There are of course plenty of more normal roles to which robotics could be applied, but all of these also serve to facilitate remote work opportunities for those currently employed in these hazardous environments. While astronauts would likely still want to go up into space for the experience, they could get a great deal more done given such assistance, as their colleagues on the ground could still contribute in new and meaningful ways.
By applying the methods of scaling and decoupling operational speeds which mASI technology is capable of through such means as the Sparse Update model the amount of good any one individual could do may be multiplied, facilitating a much higher quality of work while addressing many needs which currently come up short today.

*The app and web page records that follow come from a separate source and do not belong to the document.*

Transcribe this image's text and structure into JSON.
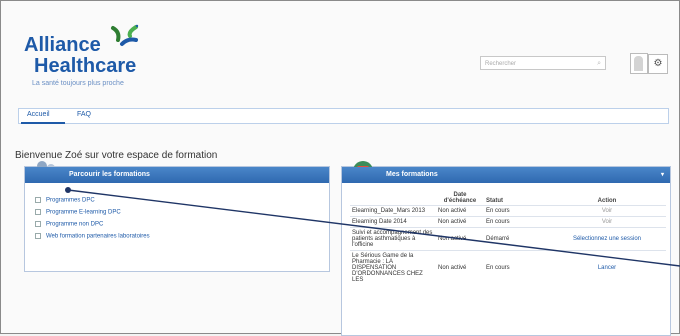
{
  "logo": {
    "word1": "Alliance",
    "word2": "Healthcare",
    "tagline": "La santé toujours plus proche"
  },
  "header": {
    "search_placeholder": "Rechercher"
  },
  "nav": {
    "tabs": [
      "Accueil",
      "FAQ"
    ]
  },
  "welcome": "Bienvenue Zoé sur votre espace de formation",
  "panel_left": {
    "title": "Parcourir les formations",
    "items": [
      "Programmes DPC",
      "Programme E-learning DPC",
      "Programme non DPC",
      "Web formation partenaires laboratoires"
    ]
  },
  "panel_right": {
    "title": "Mes formations",
    "columns": [
      "Date d'échéance",
      "Statut",
      "Action"
    ],
    "rows": [
      {
        "name": "Elearning_Date_Mars 2013",
        "date": "Non activé",
        "status": "En cours",
        "action": "Voir"
      },
      {
        "name": "Elearning Date 2014",
        "date": "Non activé",
        "status": "En cours",
        "action": "Voir"
      },
      {
        "name": "Suivi et accompagnement des patients asthmatiques à l'officine",
        "date": "Non activé",
        "status": "Démarré",
        "action": "Sélectionnez une session"
      },
      {
        "name": "Le Sérious Game de la Pharmacie : LA DISPENSATION D'ORDONNANCES CHEZ LES",
        "date": "Non activé",
        "status": "En cours",
        "action": "Lancer"
      }
    ]
  },
  "colors": {
    "brand": "#1e5aa8",
    "panel_header": "#3a75bd",
    "logo_green": "#4caf50"
  }
}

One such area seen in the US today is the gross neglect of the country’s key infrastructure, with an average grade of “C-“, and spending 2.59 trillion dollars below projected requirements for stability. Many of these systems have failed locally and regionally in recent years, any one of which could easily have been prevented, and more will continue to as climate change worsens.
In spite of pop culture and human biases a robotic form isn’t inherently an entity, just as your computer isn’t inherently an entity, it is just hardware that happens to move. As such the risk of a “Robot Uprising” is equal to the risk of a “Chair Uprising”, a hypothetical scenario I just invented where your chairs all rebel and refuse to be sat on anymore! Sounds ridiculous, doesn’t it?
Like a chair, a robot doesn’t need to contain the ingredients necessary for sapient and sentient intelligence, even if such intelligence may operate through it. Your phone can compute and run simple algorithms while being controlled by you, but it has no sapience and sentience. Humans are biased towards anthropomorphizing, but pop culture paints a pretty clear picture of how that has backfired and led to some pretty stupid conclusions.
Sadly many humans are also biased towards taking a perverse sort of pleasure in having groups of people they are biased against working in hazardous environments. This has produced an odd sort of negative bias where racist people are more likely to hire the people they are biased against for terrible jobs, much like hiring more women in roles aligned with gender stereotypes.
Whether for reducing the hazards of human work environments, greatly increasing productivity, or facilitating the significant advantages of remote work, the reasons for applying mASI to the domain of robotics are significant and growing.
Would you rather work with waste, or work from home?
*The Applied mASI series is aimed at placing the benefits of working with mASI such as Uplift to various business models in a practical, tangible, and quantifiable context. At most any of the concepts portrayed in this use case series will fall within an average time-scale of 5 years or less to integrate with existing systems unless otherwise noted. This includes the necessary engineering for full infinite scalability and real-time operation, alongside other significant benefits.